Post-Islamism is a neologism in political science, the definition and applicability of which has led to an intellectual debate. Asef Bayat and Olivier Roy are among the main architects of the idea.[1]
The term has been used by Bayat to refer to "a tendency" towards resecularizing of Islam after the "exhaustion" of political Islam;[2] by Olivier Carré to refer to a premodern era of Islamic history where the political-military and religious realms were separated;[1] by Olivier Roy to a recognition that after repeated efforts Islamists had failed to establish a "concrete and viable blueprint for society".[3]
The term was coined by Iranian political sociologist Asef Bayat, then associate professor of sociology at The American University in Cairo in a 1996 essay published in the journal Middle East Critique.[4][5]

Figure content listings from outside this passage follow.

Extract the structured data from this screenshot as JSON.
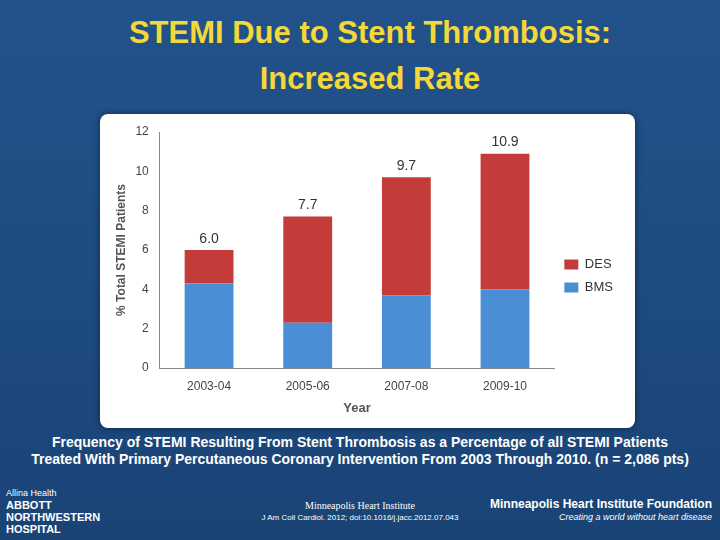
{
  "chart_data": {
    "type": "bar",
    "title": "STEMI Due to Stent Thrombosis: Increased Rate",
    "x_label": "Year",
    "y_label": "% Total STEMI Patients",
    "categories": [
      "2003-04",
      "2005-06",
      "2007-08",
      "2009-10"
    ],
    "series": [
      {
        "name": "DES",
        "color": "#c43c39",
        "values": [
          1.7,
          5.4,
          6.0,
          6.9
        ]
      },
      {
        "name": "BMS",
        "color": "#4a8fd6",
        "values": [
          4.3,
          2.3,
          3.7,
          4.0
        ]
      }
    ],
    "totals": {
      "values": [
        6.0,
        7.7,
        9.7,
        10.9
      ],
      "labels": [
        "6.0",
        "7.7",
        "9.7",
        "10.9"
      ]
    },
    "stacked": true,
    "legend": "right",
    "grid": false,
    "ylim": [
      0,
      12
    ],
    "yticks": [
      0,
      2,
      4,
      6,
      8,
      10,
      12
    ]
  },
  "caption": "Frequency of STEMI Resulting From Stent Thrombosis as a Percentage of all STEMI Patients Treated With Primary Percutaneous Coronary Intervention From 2003 Through 2010. (n = 2,086 pts)",
  "footer": {
    "left": [
      "Allina Health",
      "ABBOTT",
      "NORTHWESTERN",
      "HOSPITAL"
    ],
    "center": [
      "Minneapolis Heart Institute",
      "J Am Coll Cardiol. 2012; doi:10.1016/j.jacc.2012.07.043"
    ],
    "right": [
      "Minneapolis Heart Institute Foundation",
      "Creating a world without heart disease"
    ]
  }
}
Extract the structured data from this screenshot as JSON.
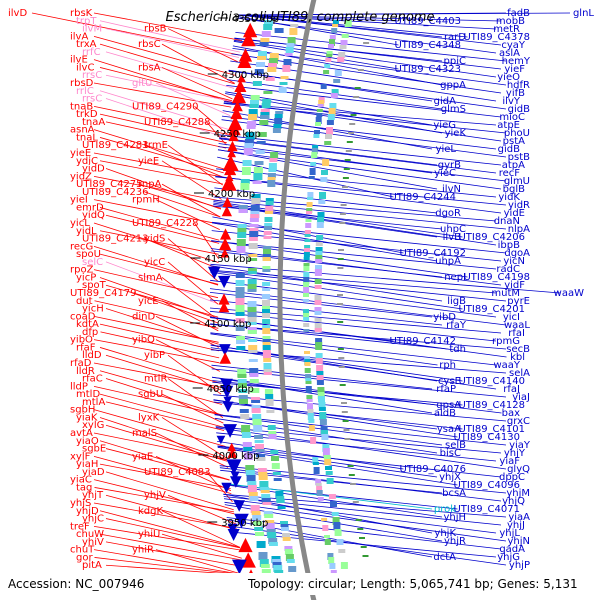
{
  "title": "Escherichia coli UTI89, complete genome",
  "footer": {
    "accession": "Accession: NC_007946",
    "stats": "Topology: circular; Length: 5,065,741 bp; Genes: 5,131"
  },
  "colors": {
    "forward": "#ff0000",
    "reverse": "#0000cc",
    "rna": "#ff88cc",
    "other": "#00bbcc",
    "backbone": "#888888"
  },
  "ticks": [
    "4350 kbp",
    "4300 kbp",
    "4250 kbp",
    "4200 kbp",
    "4150 kbp",
    "4100 kbp",
    "4050 kbp",
    "4000 kbp",
    "3950 kbp"
  ],
  "left_labels": [
    {
      "t": "ilvD",
      "c": "forward"
    },
    {
      "t": "rbsK",
      "c": "forward"
    },
    {
      "t": "trpT",
      "c": "rna"
    },
    {
      "t": "ilvM",
      "c": "rna"
    },
    {
      "t": "rbsB",
      "c": "forward"
    },
    {
      "t": "ilvA",
      "c": "forward"
    },
    {
      "t": "trxA",
      "c": "forward"
    },
    {
      "t": "rbsC",
      "c": "forward"
    },
    {
      "t": "rrfC",
      "c": "rna"
    },
    {
      "t": "ilvE",
      "c": "forward"
    },
    {
      "t": "ilvC",
      "c": "forward"
    },
    {
      "t": "rbsA",
      "c": "forward"
    },
    {
      "t": "rrsC",
      "c": "rna"
    },
    {
      "t": "rbsD",
      "c": "forward"
    },
    {
      "t": "gltU",
      "c": "rna"
    },
    {
      "t": "rrlC",
      "c": "rna"
    },
    {
      "t": "rrsC",
      "c": "rna"
    },
    {
      "t": "tnaB",
      "c": "forward"
    },
    {
      "t": "UTI89_C4290",
      "c": "forward"
    },
    {
      "t": "trkD",
      "c": "forward"
    },
    {
      "t": "tnaA",
      "c": "forward"
    },
    {
      "t": "UTI89_C4288",
      "c": "forward"
    },
    {
      "t": "asnA",
      "c": "forward"
    },
    {
      "t": "tnaL",
      "c": "forward"
    },
    {
      "t": "UTI89_C4283",
      "c": "forward"
    },
    {
      "t": "trmE",
      "c": "forward"
    },
    {
      "t": "yieE",
      "c": "forward"
    },
    {
      "t": "ydiC",
      "c": "forward"
    },
    {
      "t": "yieE",
      "c": "forward"
    },
    {
      "t": "yidD",
      "c": "forward"
    },
    {
      "t": "yidZ",
      "c": "forward"
    },
    {
      "t": "UTI89_C4275",
      "c": "forward"
    },
    {
      "t": "rnpA",
      "c": "forward"
    },
    {
      "t": "UTI89_C4236",
      "c": "forward"
    },
    {
      "t": "yieI",
      "c": "forward"
    },
    {
      "t": "rpmH",
      "c": "forward"
    },
    {
      "t": "emrD",
      "c": "forward"
    },
    {
      "t": "yidQ",
      "c": "forward"
    },
    {
      "t": "yicL",
      "c": "forward"
    },
    {
      "t": "UTI89_C4228",
      "c": "forward"
    },
    {
      "t": "yidL",
      "c": "forward"
    },
    {
      "t": "UTI89_C4213",
      "c": "forward"
    },
    {
      "t": "yidS",
      "c": "forward"
    },
    {
      "t": "recG",
      "c": "forward"
    },
    {
      "t": "spoU",
      "c": "forward"
    },
    {
      "t": "selC",
      "c": "rna"
    },
    {
      "t": "yicC",
      "c": "forward"
    },
    {
      "t": "rpoZ",
      "c": "forward"
    },
    {
      "t": "yicP",
      "c": "forward"
    },
    {
      "t": "slmA",
      "c": "forward"
    },
    {
      "t": "spoT",
      "c": "forward"
    },
    {
      "t": "UTI89_C4179",
      "c": "forward"
    },
    {
      "t": "dut",
      "c": "forward"
    },
    {
      "t": "yicE",
      "c": "forward"
    },
    {
      "t": "yicH",
      "c": "forward"
    },
    {
      "t": "coaD",
      "c": "forward"
    },
    {
      "t": "dinD",
      "c": "forward"
    },
    {
      "t": "kdtA",
      "c": "forward"
    },
    {
      "t": "dfp",
      "c": "forward"
    },
    {
      "t": "yibO",
      "c": "forward"
    },
    {
      "t": "yibQ",
      "c": "forward"
    },
    {
      "t": "rfaF",
      "c": "forward"
    },
    {
      "t": "lldD",
      "c": "forward"
    },
    {
      "t": "yibP",
      "c": "forward"
    },
    {
      "t": "rfaD",
      "c": "forward"
    },
    {
      "t": "lldR",
      "c": "forward"
    },
    {
      "t": "rfaC",
      "c": "forward"
    },
    {
      "t": "mtlR",
      "c": "forward"
    },
    {
      "t": "lldP",
      "c": "forward"
    },
    {
      "t": "mtlD",
      "c": "forward"
    },
    {
      "t": "sgbU",
      "c": "forward"
    },
    {
      "t": "mtlA",
      "c": "forward"
    },
    {
      "t": "sgbH",
      "c": "forward"
    },
    {
      "t": "yiaK",
      "c": "forward"
    },
    {
      "t": "lyxK",
      "c": "forward"
    },
    {
      "t": "xylG",
      "c": "forward"
    },
    {
      "t": "avtA",
      "c": "forward"
    },
    {
      "t": "malS",
      "c": "forward"
    },
    {
      "t": "yiaO",
      "c": "forward"
    },
    {
      "t": "sgbE",
      "c": "forward"
    },
    {
      "t": "xylF",
      "c": "forward"
    },
    {
      "t": "yiaE",
      "c": "forward"
    },
    {
      "t": "yiaH",
      "c": "forward"
    },
    {
      "t": "yiaD",
      "c": "forward"
    },
    {
      "t": "UTI89_C4083",
      "c": "forward"
    },
    {
      "t": "yiaC",
      "c": "forward"
    },
    {
      "t": "tag",
      "c": "forward"
    },
    {
      "t": "yhjT",
      "c": "forward"
    },
    {
      "t": "yhjV",
      "c": "forward"
    },
    {
      "t": "yhjS",
      "c": "forward"
    },
    {
      "t": "yhjD",
      "c": "forward"
    },
    {
      "t": "kdgK",
      "c": "forward"
    },
    {
      "t": "yhjC",
      "c": "forward"
    },
    {
      "t": "treF",
      "c": "forward"
    },
    {
      "t": "chuW",
      "c": "forward"
    },
    {
      "t": "yhiU",
      "c": "forward"
    },
    {
      "t": "yhiV",
      "c": "forward"
    },
    {
      "t": "chuT",
      "c": "forward"
    },
    {
      "t": "yhiR",
      "c": "forward"
    },
    {
      "t": "gor",
      "c": "forward"
    },
    {
      "t": "pitA",
      "c": "forward"
    }
  ],
  "right_labels": [
    {
      "t": "glnL",
      "c": "reverse"
    },
    {
      "t": "fadB",
      "c": "reverse"
    },
    {
      "t": "mobB",
      "c": "reverse"
    },
    {
      "t": "UTI89_C4403",
      "c": "reverse"
    },
    {
      "t": "metR",
      "c": "reverse"
    },
    {
      "t": "UTI89_C4378",
      "c": "reverse"
    },
    {
      "t": "rarD",
      "c": "reverse"
    },
    {
      "t": "cyaY",
      "c": "reverse"
    },
    {
      "t": "UTI89_C4348",
      "c": "reverse"
    },
    {
      "t": "aslA",
      "c": "reverse"
    },
    {
      "t": "hemY",
      "c": "reverse"
    },
    {
      "t": "ppiC",
      "c": "reverse"
    },
    {
      "t": "yieF",
      "c": "reverse"
    },
    {
      "t": "UTI89_C4323",
      "c": "reverse"
    },
    {
      "t": "yieO",
      "c": "reverse"
    },
    {
      "t": "hdfR",
      "c": "reverse"
    },
    {
      "t": "gppA",
      "c": "reverse"
    },
    {
      "t": "yifB",
      "c": "reverse"
    },
    {
      "t": "ilvY",
      "c": "reverse"
    },
    {
      "t": "gidA",
      "c": "reverse"
    },
    {
      "t": "gidB",
      "c": "reverse"
    },
    {
      "t": "glmS",
      "c": "reverse"
    },
    {
      "t": "mioC",
      "c": "reverse"
    },
    {
      "t": "atpE",
      "c": "reverse"
    },
    {
      "t": "yieG",
      "c": "reverse"
    },
    {
      "t": "phoU",
      "c": "reverse"
    },
    {
      "t": "yieK",
      "c": "reverse"
    },
    {
      "t": "pstA",
      "c": "reverse"
    },
    {
      "t": "gidB",
      "c": "reverse"
    },
    {
      "t": "yieL",
      "c": "reverse"
    },
    {
      "t": "pstB",
      "c": "reverse"
    },
    {
      "t": "atpA",
      "c": "reverse"
    },
    {
      "t": "gyrB",
      "c": "reverse"
    },
    {
      "t": "recF",
      "c": "reverse"
    },
    {
      "t": "yieC",
      "c": "reverse"
    },
    {
      "t": "glmU",
      "c": "reverse"
    },
    {
      "t": "bglB",
      "c": "reverse"
    },
    {
      "t": "ilvN",
      "c": "reverse"
    },
    {
      "t": "yidK",
      "c": "reverse"
    },
    {
      "t": "UTI89_C4244",
      "c": "reverse"
    },
    {
      "t": "yidR",
      "c": "reverse"
    },
    {
      "t": "yidE",
      "c": "reverse"
    },
    {
      "t": "dgoR",
      "c": "reverse"
    },
    {
      "t": "dnaN",
      "c": "reverse"
    },
    {
      "t": "nlpA",
      "c": "reverse"
    },
    {
      "t": "uhpC",
      "c": "reverse"
    },
    {
      "t": "UTI89_C4206",
      "c": "reverse"
    },
    {
      "t": "ilvB",
      "c": "reverse"
    },
    {
      "t": "ibpB",
      "c": "reverse"
    },
    {
      "t": "dgoA",
      "c": "reverse"
    },
    {
      "t": "UTI89_C4192",
      "c": "reverse"
    },
    {
      "t": "yicN",
      "c": "reverse"
    },
    {
      "t": "uhpA",
      "c": "reverse"
    },
    {
      "t": "radC",
      "c": "reverse"
    },
    {
      "t": "UTI89_C4198",
      "c": "reverse"
    },
    {
      "t": "nepI",
      "c": "reverse"
    },
    {
      "t": "yidF",
      "c": "reverse"
    },
    {
      "t": "waaW",
      "c": "reverse"
    },
    {
      "t": "mutM",
      "c": "reverse"
    },
    {
      "t": "pyrE",
      "c": "reverse"
    },
    {
      "t": "ligB",
      "c": "reverse"
    },
    {
      "t": "UTI89_C4201",
      "c": "reverse"
    },
    {
      "t": "yicI",
      "c": "reverse"
    },
    {
      "t": "yibD",
      "c": "reverse"
    },
    {
      "t": "waaL",
      "c": "reverse"
    },
    {
      "t": "rfaY",
      "c": "reverse"
    },
    {
      "t": "rfaI",
      "c": "reverse"
    },
    {
      "t": "rpmG",
      "c": "reverse"
    },
    {
      "t": "UTI89_C4142",
      "c": "reverse"
    },
    {
      "t": "secB",
      "c": "reverse"
    },
    {
      "t": "tdh",
      "c": "reverse"
    },
    {
      "t": "kbl",
      "c": "reverse"
    },
    {
      "t": "waaY",
      "c": "reverse"
    },
    {
      "t": "rph",
      "c": "reverse"
    },
    {
      "t": "selA",
      "c": "reverse"
    },
    {
      "t": "UTI89_C4140",
      "c": "reverse"
    },
    {
      "t": "cysE",
      "c": "reverse"
    },
    {
      "t": "rfaJ",
      "c": "reverse"
    },
    {
      "t": "rfaP",
      "c": "reverse"
    },
    {
      "t": "yiaJ",
      "c": "reverse"
    },
    {
      "t": "UTI89_C4128",
      "c": "reverse"
    },
    {
      "t": "gpsA",
      "c": "reverse"
    },
    {
      "t": "bax",
      "c": "reverse"
    },
    {
      "t": "aldB",
      "c": "reverse"
    },
    {
      "t": "grxC",
      "c": "reverse"
    },
    {
      "t": "UTI89_C4101",
      "c": "reverse"
    },
    {
      "t": "ysaA",
      "c": "reverse"
    },
    {
      "t": "UTI89_C4130",
      "c": "reverse"
    },
    {
      "t": "yiaY",
      "c": "reverse"
    },
    {
      "t": "selB",
      "c": "reverse"
    },
    {
      "t": "yhjY",
      "c": "reverse"
    },
    {
      "t": "bisC",
      "c": "reverse"
    },
    {
      "t": "yiaF",
      "c": "reverse"
    },
    {
      "t": "glyQ",
      "c": "reverse"
    },
    {
      "t": "UTI89_C4076",
      "c": "reverse"
    },
    {
      "t": "dppC",
      "c": "reverse"
    },
    {
      "t": "yhjX",
      "c": "reverse"
    },
    {
      "t": "UTI89_C4096",
      "c": "reverse"
    },
    {
      "t": "yhjM",
      "c": "reverse"
    },
    {
      "t": "bcsA",
      "c": "reverse"
    },
    {
      "t": "yhjQ",
      "c": "reverse"
    },
    {
      "t": "UTI89_C4071",
      "c": "reverse"
    },
    {
      "t": "prok",
      "c": "other"
    },
    {
      "t": "yiaA",
      "c": "reverse"
    },
    {
      "t": "yhjH",
      "c": "reverse"
    },
    {
      "t": "yhjJ",
      "c": "reverse"
    },
    {
      "t": "yhjL",
      "c": "reverse"
    },
    {
      "t": "yhjK",
      "c": "reverse"
    },
    {
      "t": "yhjN",
      "c": "reverse"
    },
    {
      "t": "yhjR",
      "c": "reverse"
    },
    {
      "t": "gadA",
      "c": "reverse"
    },
    {
      "t": "yhjG",
      "c": "reverse"
    },
    {
      "t": "dctA",
      "c": "reverse"
    },
    {
      "t": "yhjP",
      "c": "reverse"
    }
  ]
}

Bayat explained it as "a condition where, following a phase of experimentation, the appeal, energy, symbols and sources of legitimacy of Islamism get exhausted, even among its once-ardent supporters. As such, post-Islamism is not anti-Islamic, but rather reflects a tendency to resecularize religion." It originally pertained only to Iran, where "post-Islamism is expressed in the idea of fusion between Islam (as a personalized faith) and individual freedom and choice; and post-Islamism is associated with the values of democracy and aspects of modernity".[2] In this context, the prefix post- does not have historic connotation, but refers to the critical departure from Islamist discourse.[6] Bayat later pointed in 2007 that post-Islamism is both a "condition" and a "project".[1]
French politician Olivier Carré used the term in 1991 from a different perspective, to describe the period between the 10th and the 19th centuries, when both Shiite and Sunni Islam "separated the political-military from the religious realm, both theoretically and in practice".[1]
"Postmodern Islamism" and "New Age Islamism" are other terms interchangeably used.[7]
Olivier Roy argued in Globalized Islam: The Search for a New Ummah in 2004 that "Islamists around the world" had been unable "to translate their ideology into a concrete and viable blueprint for society", leading "Muslim discourse" to enter "a new phase of post-Islamism".[3]
In Iran, the Reformists[8][9] and the group known as the Melli-Mazhabi (who are ideologically close to the Freedom Movement)[10] are described as post-Islamists.
The advent of moderate parties Al-Wasat Party in Egypt, as well as Justice and Development Party in Morocco appeared to resemble emergence of post-Islamism, however scholars rejected that they qualify as such.[11][12] A similar characterization applies to the Malaysian Islamic Party (PAS).[13]
A 2008 Lowy Institute for International Policy paper suggests that Prosperous Justice Party of Indonesia and Justice and Development Party (AKP) of Turkey are post-Islamist.[14] According to Ahmet T. Kuru and Alfred Stepan (2012), many analysts consider Turkish AKP an example of post-Islamism, similar to Christian democratic parties, but Islamic.[15] However, some scholars such as Bassam Tibi dispute this.[16] İhsan Yılmaz argues that the party's ideology after 2011 is different from that of between 2001 and 2011.[17]
The idea has been used to describe the "ideological evolution" within the Ennahda of Tunisia.[18]